Tableau récapitulatif des obligations comptables
| Obligation | EI micro-entrepreneur | SARLU |
|---|---|---|
| Tenue de comptabilité | Très simplifiée | Comptabilité complète et régulière |
| Bilan annuel | Non exigé | Obligatoire |
| Compte de résultat | Non exigé | Obligatoire |
| Dépôt des comptes au greffe | Non exigé | Obligatoire |
| Commissaire aux comptes | Non concerné en pratique | Requis dans certains cas et au-delà des seuils applicables |
Une SARLU exige un process administratif plus formel, mais ses comptes donnent des indicateurs exploitables pour négocier un crédit, arbitrer une rémunération ou mesurer la marge. L’EI reste efficace si l’entrepreneur met en place un suivi régulier des encaissements, des charges et de la TVA.
EI ou SARL unipersonnelle : les critères pour décider
Choisissez l’EI si vous exercez seul, démarrez avec peu d’engagements, recherchez une mise en route rapide et ne prévoyez pas d’associé à court terme. Le régime micro peut renforcer cette simplicité lorsque son plafond de chiffre d’affaires et son mode de calcul des charges correspondent à votre activité.

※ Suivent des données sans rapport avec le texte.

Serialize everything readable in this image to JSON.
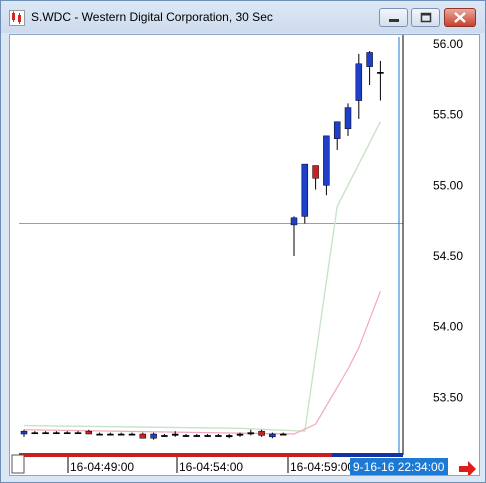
{
  "window": {
    "title": "S.WDC - Western Digital Corporation, 30 Sec",
    "icon": "chart-app-icon",
    "buttons": [
      "minimize-icon",
      "maximize-icon",
      "close-icon"
    ]
  },
  "chart": {
    "price_ticks": [
      "56.00",
      "55.50",
      "55.00",
      "54.50",
      "54.00",
      "53.50"
    ],
    "time_ticks": [
      "16-04:49:00",
      "16-04:54:00",
      "16-04:59:00"
    ],
    "cursor_time_label": "9-16-16 22:34:00",
    "scroll_icon": "red-arrow-right-icon",
    "colors": {
      "up_candle": "#1e40c8",
      "down_candle": "#cc2020",
      "ma_fast": "#c9e3c9",
      "ma_slow": "#f2a8bc",
      "cursor_line": "#1d7ad4",
      "price_line": "#9aa0a6",
      "time_bar": "#c81e1e"
    }
  },
  "chart_data": {
    "type": "candlestick",
    "ylim": [
      53.15,
      56.05
    ],
    "price_line": 54.73,
    "candles": [
      {
        "o": 53.24,
        "h": 53.27,
        "l": 53.22,
        "c": 53.26
      },
      {
        "o": 53.25,
        "h": 53.26,
        "l": 53.24,
        "c": 53.25
      },
      {
        "o": 53.25,
        "h": 53.26,
        "l": 53.24,
        "c": 53.25
      },
      {
        "o": 53.25,
        "h": 53.26,
        "l": 53.24,
        "c": 53.25
      },
      {
        "o": 53.25,
        "h": 53.26,
        "l": 53.24,
        "c": 53.25
      },
      {
        "o": 53.25,
        "h": 53.26,
        "l": 53.24,
        "c": 53.25
      },
      {
        "o": 53.26,
        "h": 53.27,
        "l": 53.24,
        "c": 53.24
      },
      {
        "o": 53.24,
        "h": 53.25,
        "l": 53.23,
        "c": 53.24
      },
      {
        "o": 53.24,
        "h": 53.25,
        "l": 53.23,
        "c": 53.24
      },
      {
        "o": 53.24,
        "h": 53.25,
        "l": 53.23,
        "c": 53.24
      },
      {
        "o": 53.24,
        "h": 53.25,
        "l": 53.23,
        "c": 53.24
      },
      {
        "o": 53.24,
        "h": 53.25,
        "l": 53.21,
        "c": 53.21
      },
      {
        "o": 53.21,
        "h": 53.25,
        "l": 53.2,
        "c": 53.24
      },
      {
        "o": 53.23,
        "h": 53.24,
        "l": 53.22,
        "c": 53.23
      },
      {
        "o": 53.23,
        "h": 53.26,
        "l": 53.22,
        "c": 53.24
      },
      {
        "o": 53.23,
        "h": 53.24,
        "l": 53.22,
        "c": 53.23
      },
      {
        "o": 53.23,
        "h": 53.24,
        "l": 53.22,
        "c": 53.23
      },
      {
        "o": 53.23,
        "h": 53.24,
        "l": 53.22,
        "c": 53.23
      },
      {
        "o": 53.23,
        "h": 53.24,
        "l": 53.22,
        "c": 53.23
      },
      {
        "o": 53.22,
        "h": 53.24,
        "l": 53.21,
        "c": 53.23
      },
      {
        "o": 53.23,
        "h": 53.25,
        "l": 53.22,
        "c": 53.24
      },
      {
        "o": 53.24,
        "h": 53.27,
        "l": 53.23,
        "c": 53.25
      },
      {
        "o": 53.26,
        "h": 53.27,
        "l": 53.22,
        "c": 53.23
      },
      {
        "o": 53.22,
        "h": 53.25,
        "l": 53.21,
        "c": 53.24
      },
      {
        "o": 53.24,
        "h": 53.25,
        "l": 53.23,
        "c": 53.24
      },
      {
        "o": 54.72,
        "h": 54.78,
        "l": 54.5,
        "c": 54.77
      },
      {
        "o": 54.78,
        "h": 55.15,
        "l": 54.73,
        "c": 55.15
      },
      {
        "o": 55.14,
        "h": 55.14,
        "l": 54.97,
        "c": 55.05
      },
      {
        "o": 55.0,
        "h": 55.35,
        "l": 54.93,
        "c": 55.35
      },
      {
        "o": 55.33,
        "h": 55.45,
        "l": 55.25,
        "c": 55.45
      },
      {
        "o": 55.4,
        "h": 55.58,
        "l": 55.35,
        "c": 55.55
      },
      {
        "o": 55.6,
        "h": 55.93,
        "l": 55.47,
        "c": 55.86
      },
      {
        "o": 55.84,
        "h": 55.95,
        "l": 55.71,
        "c": 55.94
      },
      {
        "o": 55.8,
        "h": 55.88,
        "l": 55.6,
        "c": 55.8
      }
    ],
    "ma_fast": [
      [
        0,
        53.3
      ],
      [
        20,
        53.28
      ],
      [
        26,
        53.26
      ],
      [
        29,
        54.85
      ],
      [
        33,
        55.45
      ]
    ],
    "ma_slow": [
      [
        0,
        53.27
      ],
      [
        25,
        53.24
      ],
      [
        27,
        53.31
      ],
      [
        30,
        53.7
      ],
      [
        31,
        53.85
      ],
      [
        33,
        54.25
      ]
    ]
  }
}
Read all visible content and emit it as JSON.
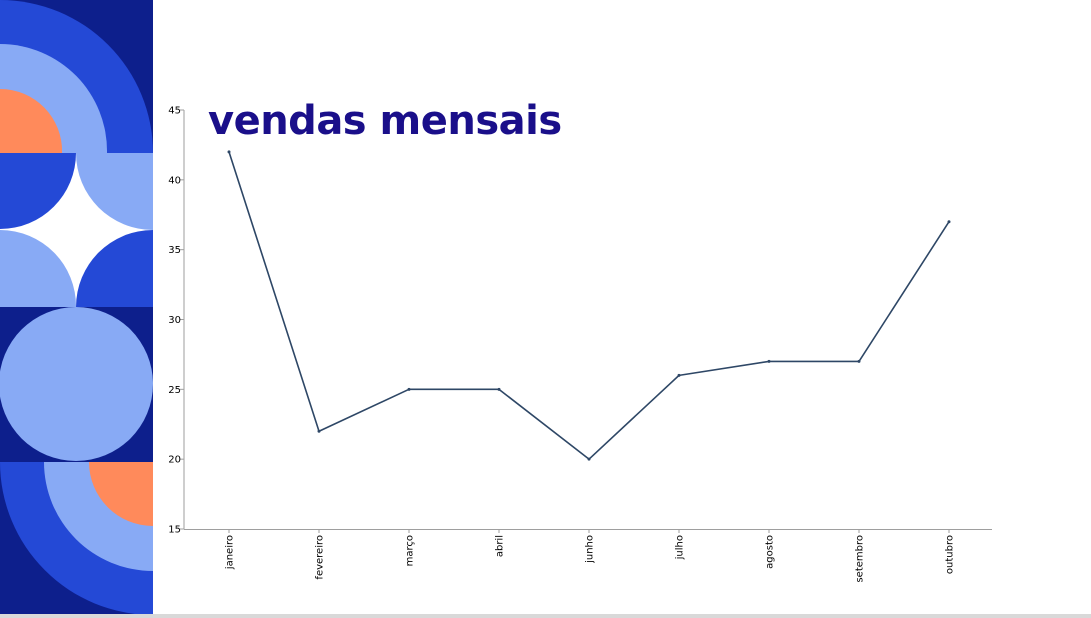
{
  "palette": {
    "navy": "#0d1f8c",
    "royal": "#2449d6",
    "light_blue": "#88aaf5",
    "coral": "#ff8a5b",
    "line": "#2e4766",
    "title": "#1a0f8a"
  },
  "chart_data": {
    "type": "line",
    "title": "vendas mensais",
    "xlabel": "",
    "ylabel": "",
    "categories": [
      "janeiro",
      "fevereiro",
      "março",
      "abril",
      "junho",
      "julho",
      "agosto",
      "setembro",
      "outubro"
    ],
    "series": [
      {
        "values": [
          42,
          22,
          25,
          25,
          20,
          26,
          27,
          27,
          37
        ]
      }
    ],
    "ylim": [
      15,
      45
    ],
    "yticks": [
      15,
      20,
      25,
      30,
      35,
      40,
      45
    ],
    "grid": false,
    "legend": "none"
  }
}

Préférez la SARLU si votre projet implique des investissements, des contrats significatifs, une volonté de capitaliser les bénéfices ou l’arrivée prochaine d’un associé. Prenez la décision à partir d’un prévisionnel de trésorerie, d’un scénario de rémunération et de vos engagements personnels. Le statut doit soutenir le pilotage de l’entreprise, sans absorber une part disproportionnée de sa marge dans des frais de structure.